A evolução do ecossistema europeu de start-ups foi tema de análise da Tech.eu. Leia algumas das suas conclusões.

O ecossistema europeu de start-ups continua a surpreender. Independentemente de ainda estar distante dos Estados Unidos e da China, os projetos europeus e os respetivos investidores seguem a rota ascendente que têm vindo a desbravar nos últimos anos.

É possível verificar este panorama no novo relatório da Tech.eu, onde é feita uma análise ao universo empreendedor europeu.

Investimento em start-ups em fase embrionária continua a crescer
As rondas de investimento fechadas pelas start-ups europeias em early-stage continuam a crescer.

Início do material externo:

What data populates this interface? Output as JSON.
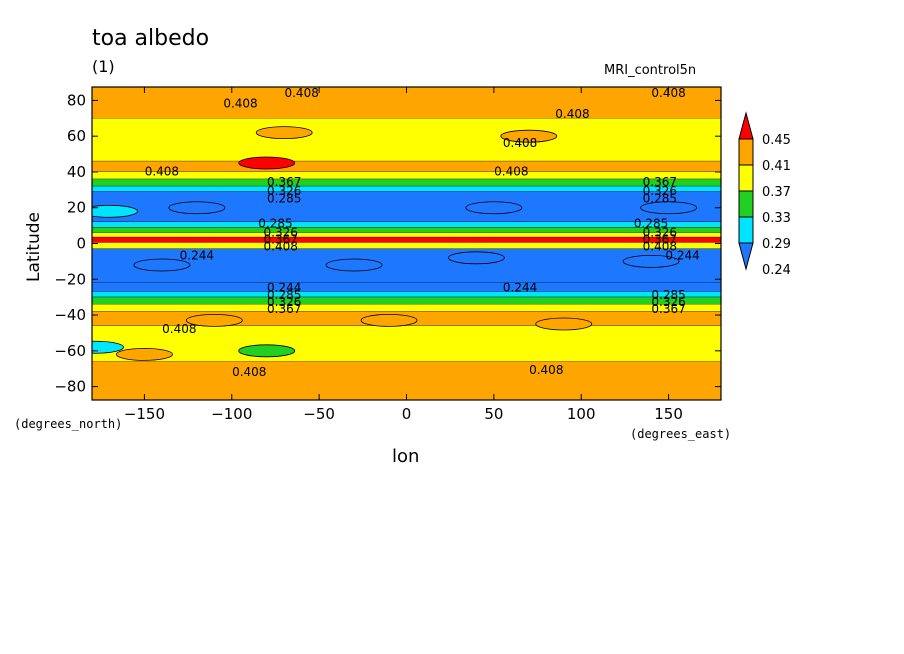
{
  "chart_data": {
    "type": "heatmap",
    "title": "toa albedo",
    "subtitle": "(1)",
    "run_name": "MRI_control5n",
    "xlabel": "lon",
    "ylabel": "Latitude",
    "x_unit": "(degrees_east)",
    "y_unit": "(degrees_north)",
    "xlim": [
      -180,
      180
    ],
    "ylim": [
      -87.5,
      87.5
    ],
    "x_ticks": [
      -150,
      -100,
      -50,
      0,
      50,
      100,
      150
    ],
    "y_ticks": [
      -80,
      -60,
      -40,
      -20,
      0,
      20,
      40,
      60,
      80
    ],
    "colorbar": {
      "levels": [
        "0.24",
        "0.29",
        "0.33",
        "0.37",
        "0.41",
        "0.45"
      ],
      "colors": [
        "#1e78ff",
        "#00e5ff",
        "#22d022",
        "#ffff00",
        "#ffa500",
        "#ff0000"
      ]
    },
    "zonal_bands": [
      {
        "lat_from": 87.5,
        "lat_to": 70,
        "value": 0.42
      },
      {
        "lat_from": 70,
        "lat_to": 46,
        "value": 0.39
      },
      {
        "lat_from": 46,
        "lat_to": 40,
        "value": 0.42
      },
      {
        "lat_from": 40,
        "lat_to": 36,
        "value": 0.39
      },
      {
        "lat_from": 36,
        "lat_to": 32,
        "value": 0.35
      },
      {
        "lat_from": 32,
        "lat_to": 29,
        "value": 0.31
      },
      {
        "lat_from": 29,
        "lat_to": 12,
        "value": 0.27
      },
      {
        "lat_from": 12,
        "lat_to": 9,
        "value": 0.31
      },
      {
        "lat_from": 9,
        "lat_to": 6,
        "value": 0.35
      },
      {
        "lat_from": 6,
        "lat_to": 3.5,
        "value": 0.39
      },
      {
        "lat_from": 3.5,
        "lat_to": 0.5,
        "value": 0.46
      },
      {
        "lat_from": 0.5,
        "lat_to": -3,
        "value": 0.39
      },
      {
        "lat_from": -3,
        "lat_to": -22,
        "value": 0.22
      },
      {
        "lat_from": -22,
        "lat_to": -27,
        "value": 0.27
      },
      {
        "lat_from": -27,
        "lat_to": -30,
        "value": 0.31
      },
      {
        "lat_from": -30,
        "lat_to": -34,
        "value": 0.35
      },
      {
        "lat_from": -34,
        "lat_to": -38,
        "value": 0.39
      },
      {
        "lat_from": -38,
        "lat_to": -46,
        "value": 0.42
      },
      {
        "lat_from": -46,
        "lat_to": -66,
        "value": 0.39
      },
      {
        "lat_from": -66,
        "lat_to": -87.5,
        "value": 0.42
      }
    ],
    "patches": [
      {
        "lon": -120,
        "lat": 20,
        "value": 0.22
      },
      {
        "lon": 50,
        "lat": 20,
        "value": 0.22
      },
      {
        "lon": 150,
        "lat": 20,
        "value": 0.22
      },
      {
        "lon": -70,
        "lat": 62,
        "value": 0.42
      },
      {
        "lon": 70,
        "lat": 60,
        "value": 0.42
      },
      {
        "lon": -80,
        "lat": 45,
        "value": 0.46
      },
      {
        "lon": -170,
        "lat": 18,
        "value": 0.31
      },
      {
        "lon": -110,
        "lat": -43,
        "value": 0.42
      },
      {
        "lon": -10,
        "lat": -43,
        "value": 0.42
      },
      {
        "lon": 90,
        "lat": -45,
        "value": 0.42
      },
      {
        "lon": -150,
        "lat": -62,
        "value": 0.42
      },
      {
        "lon": -80,
        "lat": -60,
        "value": 0.35
      },
      {
        "lon": -178,
        "lat": -58,
        "value": 0.31
      },
      {
        "lon": -140,
        "lat": -12,
        "value": 0.27
      },
      {
        "lon": -30,
        "lat": -12,
        "value": 0.27
      },
      {
        "lon": 40,
        "lat": -8,
        "value": 0.27
      },
      {
        "lon": 140,
        "lat": -10,
        "value": 0.27
      }
    ],
    "contour_labels": [
      {
        "text": "0.408",
        "lon": -60,
        "lat": 84
      },
      {
        "text": "0.408",
        "lon": 150,
        "lat": 84
      },
      {
        "text": "0.408",
        "lon": -95,
        "lat": 78
      },
      {
        "text": "0.408",
        "lon": 95,
        "lat": 72
      },
      {
        "text": "0.408",
        "lon": 65,
        "lat": 56
      },
      {
        "text": "0.408",
        "lon": -140,
        "lat": 40
      },
      {
        "text": "0.408",
        "lon": 60,
        "lat": 40
      },
      {
        "text": "0.367",
        "lon": -70,
        "lat": 34
      },
      {
        "text": "0.367",
        "lon": 145,
        "lat": 34
      },
      {
        "text": "0.326",
        "lon": -70,
        "lat": 29
      },
      {
        "text": "0.326",
        "lon": 145,
        "lat": 29
      },
      {
        "text": "0.285",
        "lon": -70,
        "lat": 25
      },
      {
        "text": "0.285",
        "lon": 145,
        "lat": 25
      },
      {
        "text": "0.285",
        "lon": -75,
        "lat": 11
      },
      {
        "text": "0.285",
        "lon": 140,
        "lat": 11
      },
      {
        "text": "0.326",
        "lon": -72,
        "lat": 6
      },
      {
        "text": "0.326",
        "lon": 145,
        "lat": 6
      },
      {
        "text": "0.367",
        "lon": -72,
        "lat": 2
      },
      {
        "text": "0.367",
        "lon": 145,
        "lat": 2
      },
      {
        "text": "0.408",
        "lon": -72,
        "lat": -2
      },
      {
        "text": "0.408",
        "lon": 145,
        "lat": -2
      },
      {
        "text": "0.244",
        "lon": -120,
        "lat": -7
      },
      {
        "text": "0.244",
        "lon": 158,
        "lat": -7
      },
      {
        "text": "0.244",
        "lon": -70,
        "lat": -25
      },
      {
        "text": "0.244",
        "lon": 65,
        "lat": -25
      },
      {
        "text": "0.285",
        "lon": -70,
        "lat": -29
      },
      {
        "text": "0.285",
        "lon": 150,
        "lat": -29
      },
      {
        "text": "0.326",
        "lon": -70,
        "lat": -33
      },
      {
        "text": "0.326",
        "lon": 150,
        "lat": -33
      },
      {
        "text": "0.367",
        "lon": -70,
        "lat": -37
      },
      {
        "text": "0.367",
        "lon": 150,
        "lat": -37
      },
      {
        "text": "0.408",
        "lon": -130,
        "lat": -48
      },
      {
        "text": "0.408",
        "lon": -90,
        "lat": -72
      },
      {
        "text": "0.408",
        "lon": 80,
        "lat": -71
      }
    ]
  }
}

Esta realidade é mais facilmente verificável se olharmos para os primeiros três meses de 2015, onde os projetos europeus deste género angariaram pouco mais de 400 milhões de euros. Em oposição, no segundo trimestre de 2018 foram investidos dois mil milhões de euros.

A um nível global – e independentemente da fase -, as start-ups europeias já levantaram 14.8 mil milhões de euros. Se esta tendência se mantiver, é possível que o recorde de 2017, onde foram levantados 19 mil milhões de euros, venha a ser quebrado.

Número de negócios entre empreendedores e investidores continua a crescer
O número de negócios também continua a crescer. Se no primeiro trimestre de 2015 só se fecharam 375 rondas de investimento, no segundo trimestre de 2018 foram fechados 630 negócios. Estes números não só comprovam um aumento da atividade dos investidores, como também que as rondas de investimento são cada vez maiores.

Apesar de ter havido um aumento abrupto no número de negócios, entre 2015 e 2018, o crescimento abrandou entre o ano passado e este.

Reino Unido, França e Alemanha no pódio
Numa análise às rondas de negócio fechadas por país é visível que o Reino Unido e a França continuam a receber grande parte do dinheiro das firmas de capital de risco europeias focadas em projetos em early-stage. Tais números podem ser, em parte, explicados pela forte presença de investidores em Londres e pelo vibrante ecossistema parisiense – que tem a Station F como epicentro. A Alemanha aparece em terceiro lugar na análise da Tech.eu, seguida da Suécia, Espanha e Holanda. Neste ranking, Portugal aparece em 21.º lugar.

Fintech e Medtech são as indústrias mais apoiadas
As start-ups de fintech e medtech foram as mais apoiadas. Conforme indicado no gráfico abaixo, as start-ups que desenvolvem soluções financeiras com base tecnológica receberam 2,3 mil milhões de euros em investimento e as focadas em medtech receberam pouco mais de dois mil milhões de euros.

Empreendedorismo um olhar sobre a evolução do ecossistema europeu

Nesta tabela é ainda relevante referir a entrada de indústrias como a proptech, com a criação da primeira holding deste género – a Spotahome.